Quitter la fac pour aller dans une école : ils l'ont fait !

par Anaïs Quillié

L'université et ses cursus très théoriques peuvent perdre des jeunes étudiants en cours de route. Pour construire leur avenir, certains ont choisi d'abandonner les bancs de la fac pour se diriger vers une école privée de l'enseignement supérieur. Rencontre.

Un choix pas toujours facile mais qui peut s'avérer nécessaire pour votre avenir !

L'université. Un passage quasi incontournable pour de nombreux bacheliers. Si la fac présente de nombreux avantages : autonomie, liberté, cursus diversifié, ouverture sur le monde, il est possible que cela ne convienne pas à tout le monde. L'avenir et les débouchés paraissent souvent incertains lorsque l'on arrive dans une licence universitaire. C'est pour cette raison que certains étudiants décident de lâcher la faculté pour entrer dans une école.
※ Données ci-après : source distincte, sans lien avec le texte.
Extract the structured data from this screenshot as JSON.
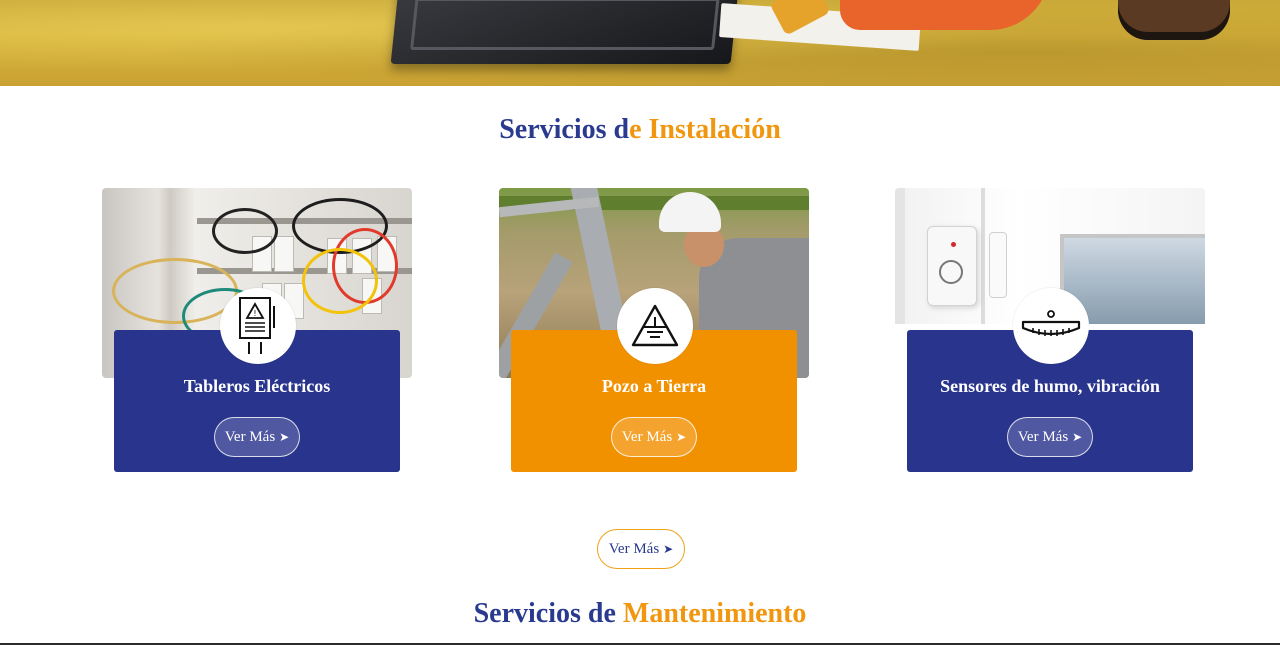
{
  "installation": {
    "title_part1": "Servicios d",
    "title_part2": "e Instalación",
    "cards": [
      {
        "title": "Tableros Eléctricos",
        "button": "Ver Más",
        "color": "#29348c",
        "icon": "electrical-panel-icon"
      },
      {
        "title": "Pozo a Tierra",
        "button": "Ver Más",
        "color": "#f29100",
        "icon": "ground-symbol-icon"
      },
      {
        "title": "Sensores de humo, vibración",
        "button": "Ver Más",
        "color": "#29348c",
        "icon": "smoke-detector-icon"
      }
    ],
    "more_button": "Ver Más"
  },
  "maintenance": {
    "title_part1": "Servicios de ",
    "title_part2": "Mantenimiento"
  },
  "colors": {
    "brand_blue": "#2a3a8f",
    "brand_orange": "#f0960f"
  },
  "icons": {
    "chevron": "chevron-right-icon"
  }
}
Rencontre avec Gaëtan, qui a intégré un bachelor commercialisation des vins à l'INSEECécole de commerce après un DUT et une licence pro; Caroline, qui étudie à lECS, école de communication et de publicité, après avoir effectué une licence d'anglais et Pauline, étudiante à l'ISTEC, école supérieure de commerce et marketing, après deux ans de droit.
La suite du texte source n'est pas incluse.